Perot: No. No. They had no idea what was going on over there. They honestly thought the shah was going to make it. I think they’re still very sensitive and tender about the whole thing.

D: How do you balance your intense patriotism with disillusionments with the system?

Perot: I keep my love for this country separate from imperfections in parts of it, and people in parts of it. I have a very high level of frustration with things that can be done so much better: money that is available for people who are truly needy that is handled so poorly, the State Department’s inability to act in situations where they could do something. I have a huge level of frustration with wasting the lives of our military men. If I could wish for one thing, it would be never to use our people as clay pigeons. I think we got into that in Korea, then even more so in Vietnam. At this point, we’ve got the political and the military so mixed up.

I met with the people in the Pentagon in November of 1979 just after Iran took the 52 hostages. But it became so obvious to me that if they tried what they were planning to try, it would fail. Now keep in mind, right after the hostages were taken, we sent our people back to Iran to gather intelligence. We were up there-our people were up there -we had men volunteering to go train with the Delta team. Nobody had indicated a greater willingness to try to help the hostages than we. But by the end of December, we were so convinced that the method they had chosen wouldn’t work, we felt the most responsible thing we could do would be to pull out-as a symbolic act.

I remember one night they were sitting around the table talking about how many Iranians we could afford to kill. When they came to me, I said, “You can’t let your mind go beyond protecting the 52 hostages and the Delta team. What are you going to tell our men-you can shoot the first 50? Why are we having this conversation?”

D: How can you keep from dirtying your hands in the political games?

Perot: ’You stay out of it.
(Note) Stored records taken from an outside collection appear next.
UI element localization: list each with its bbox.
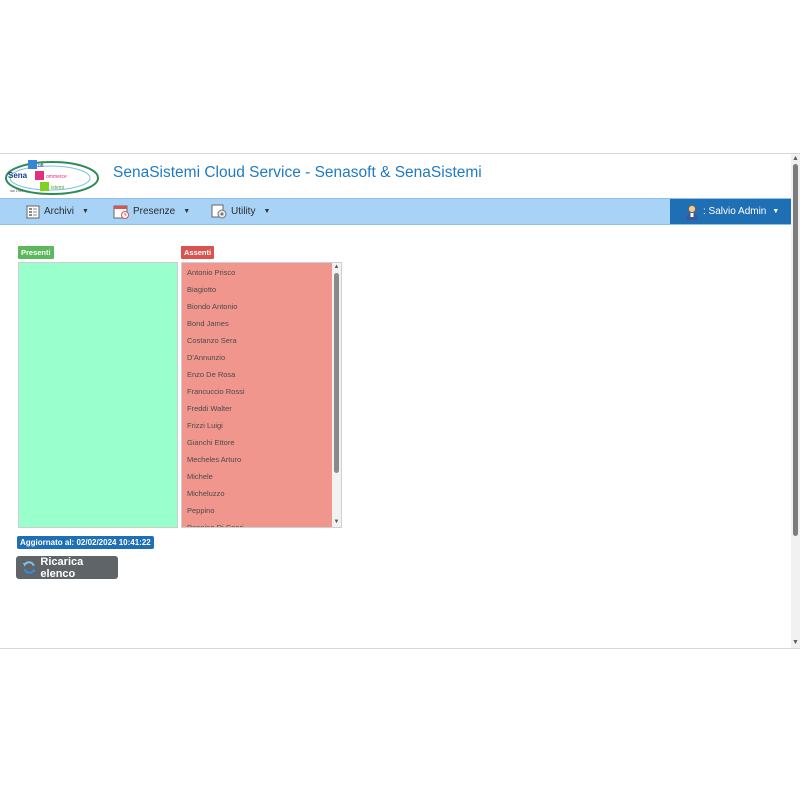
assenti-list-options: Antonio Prisco Biagiotto Biondo Antonio Bon… [182, 263, 333, 527]
calendar-icon [113, 205, 129, 219]
svg-text:Sena: Sena [8, 171, 28, 180]
nav-utility-label: Utility [231, 206, 256, 217]
list-item[interactable]: Micheluzzo [182, 485, 333, 502]
list-item[interactable]: Mecheles Arturo [182, 451, 333, 468]
scroll-up-icon[interactable]: ▲ [332, 263, 341, 272]
list-item[interactable]: Bond James [182, 315, 333, 332]
scroll-thumb[interactable] [334, 273, 339, 473]
scroll-down-icon[interactable]: ▼ [791, 638, 800, 648]
list-item[interactable]: Francuccio Rossi [182, 383, 333, 400]
list-item[interactable]: Biondo Antonio [182, 298, 333, 315]
company-logo: Sena oft ommerce istemi dal 1993 [4, 156, 100, 198]
list-item[interactable]: D'Annunzio [182, 349, 333, 366]
nav-presenze-label: Presenze [133, 206, 176, 217]
svg-text:istemi: istemi [51, 185, 64, 191]
user-menu[interactable]: : Salvio Admin ▼ [670, 199, 791, 224]
presenti-label: Presenti [18, 246, 54, 259]
list-item[interactable]: Biagiotto [182, 281, 333, 298]
scroll-thumb[interactable] [793, 164, 798, 536]
assenti-list-scrollbar[interactable]: ▲ ▼ [332, 263, 341, 527]
list-item[interactable]: Enzo De Rosa [182, 366, 333, 383]
main-navbar: Archivi ▼ Presenze ▼ Utility ▼: Salvio … [0, 198, 791, 225]
archive-icon [26, 205, 40, 218]
chevron-down-icon: ▼ [82, 208, 89, 215]
updated-timestamp-badge: Aggiornato al: 02/02/2024 10:41:22 [17, 536, 154, 549]
svg-text:oft: oft [38, 163, 44, 169]
list-item[interactable]: Freddi Walter [182, 400, 333, 417]
user-avatar-icon [686, 204, 698, 220]
chevron-down-icon: ▼ [772, 208, 780, 215]
nav-archivi-label: Archivi [44, 206, 75, 217]
scroll-down-icon[interactable]: ▼ [332, 518, 341, 527]
list-item[interactable]: Frizzi Luigi [182, 417, 333, 434]
list-item[interactable]: Antonio Prisco [182, 264, 333, 281]
reload-list-button[interactable]: Ricarica elenco [16, 555, 118, 580]
svg-text:ommerce: ommerce [46, 174, 67, 180]
list-item[interactable]: Gianchi Ettore [182, 434, 333, 451]
reload-list-label: Ricarica elenco [40, 555, 84, 580]
page-title: SenaSistemi Cloud Service - Senasoft & S… [113, 164, 482, 181]
user-menu-label: : Salvio Admin [703, 206, 767, 217]
page-scrollbar[interactable]: ▲ ▼ [791, 154, 800, 648]
assenti-list[interactable]: Antonio Prisco Biagiotto Biondo Antonio Bon… [181, 262, 342, 528]
list-item[interactable]: Michele [182, 468, 333, 485]
presenti-list[interactable] [18, 262, 178, 528]
chevron-down-icon: ▼ [183, 208, 191, 215]
scroll-up-icon[interactable]: ▲ [791, 154, 800, 164]
svg-text:dal 1993: dal 1993 [10, 189, 23, 193]
nav-presenze[interactable]: Presenze ▼ [113, 199, 190, 224]
utility-icon [211, 204, 227, 219]
list-item[interactable]: Peppino Di Capri [182, 519, 333, 527]
list-item[interactable]: Peppino [182, 502, 333, 519]
browser-viewport: Sena oft ommerce istemi dal 1993 SenaSis… [0, 153, 800, 649]
refresh-icon [22, 561, 36, 574]
assenti-label: Assenti [181, 246, 215, 259]
app-header: Sena oft ommerce istemi dal 1993 SenaSis… [0, 154, 791, 198]
list-item[interactable]: Costanzo Sera [182, 332, 333, 349]
nav-utility[interactable]: Utility ▼ [211, 199, 270, 224]
chevron-down-icon: ▼ [263, 208, 271, 215]
nav-archivi[interactable]: Archivi ▼ [26, 199, 89, 224]
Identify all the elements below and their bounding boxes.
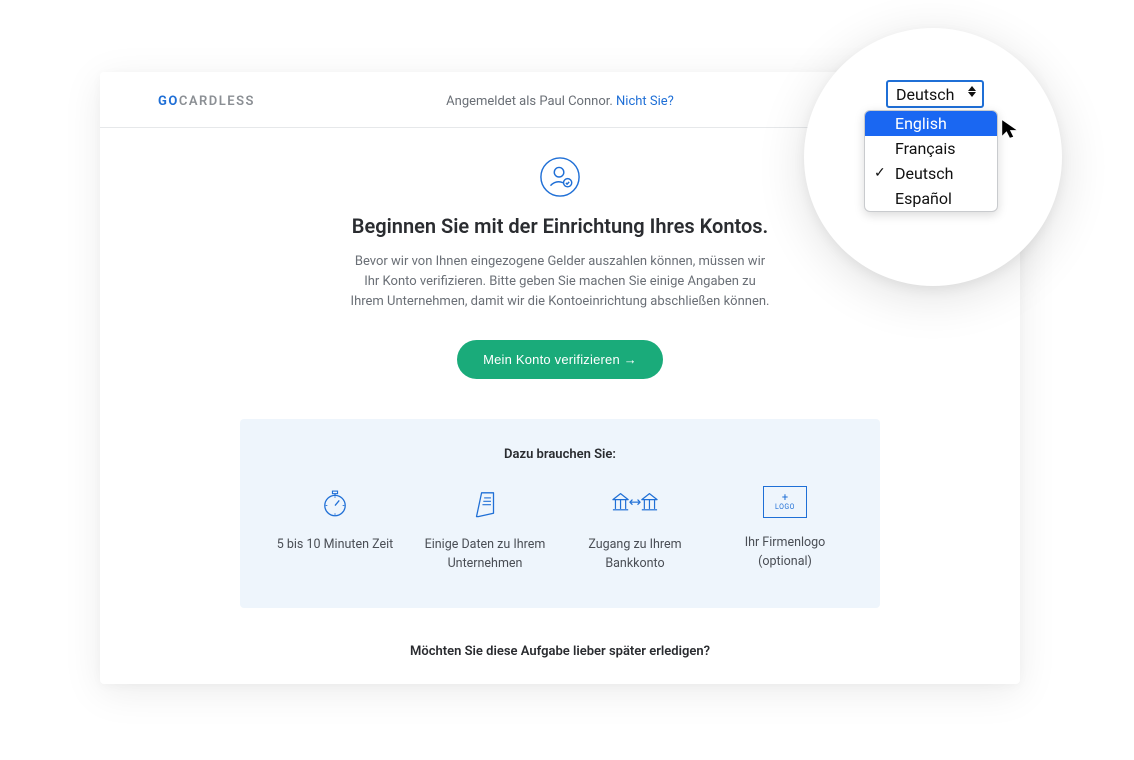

The best thing for EDS-and we learned this over time, through trial and error-is to stay clear. Bill Clements and I had been friends for years, but when he ran for governor, he understood that I could never support him, never campaign for him. I can make more of a contribution by staying out of politics.

D: You don’t ever feel the pressure?

Perot: Now that’s a different subject. Back in the days before they put a lid on campaign contributions, everybody that ran for president came into my office and twisted my arm. In 1968, every candidate except the guy who ran from the Communist Party came in here figuring, “Here’s a place where we can squeeze.” When they were investigating Nixon, the FBI called down and said, “Did Maurice Stans come see you?” I said, “Yeah.” They said, “Did he put pressure on you?” And I said, “Compared to whom? Maurice Stans was a pussycat compared to the rest of these guys.”

D: Do your contacts in the military, in government, help when EDS competes for these huge federal jobs?

Perot: Gosh, no. If I go around making calls at a senior level, that becomes a news story. You win through performance. That’s the only way. EDS has grown to 13,000 employees around the world, with contracts worth over $1 billion. But let me tell you something: If we’d been in the steel business or the auto business, we wouldn’t be a success. We pioneered this field, but we stay busy today because we’re in the midst of a giant market.

I used to tell my people when we were beginning to recruit: Find people who like to finish first-people who’ve been the best at whatever they’ve done since childhood. If you get people like that, even with poor management and poor training, they’re probably going to continue to win. One time, somebody asked, “What if we run out of people who love to win?” And I said, “Find people who can’t stand to lose.”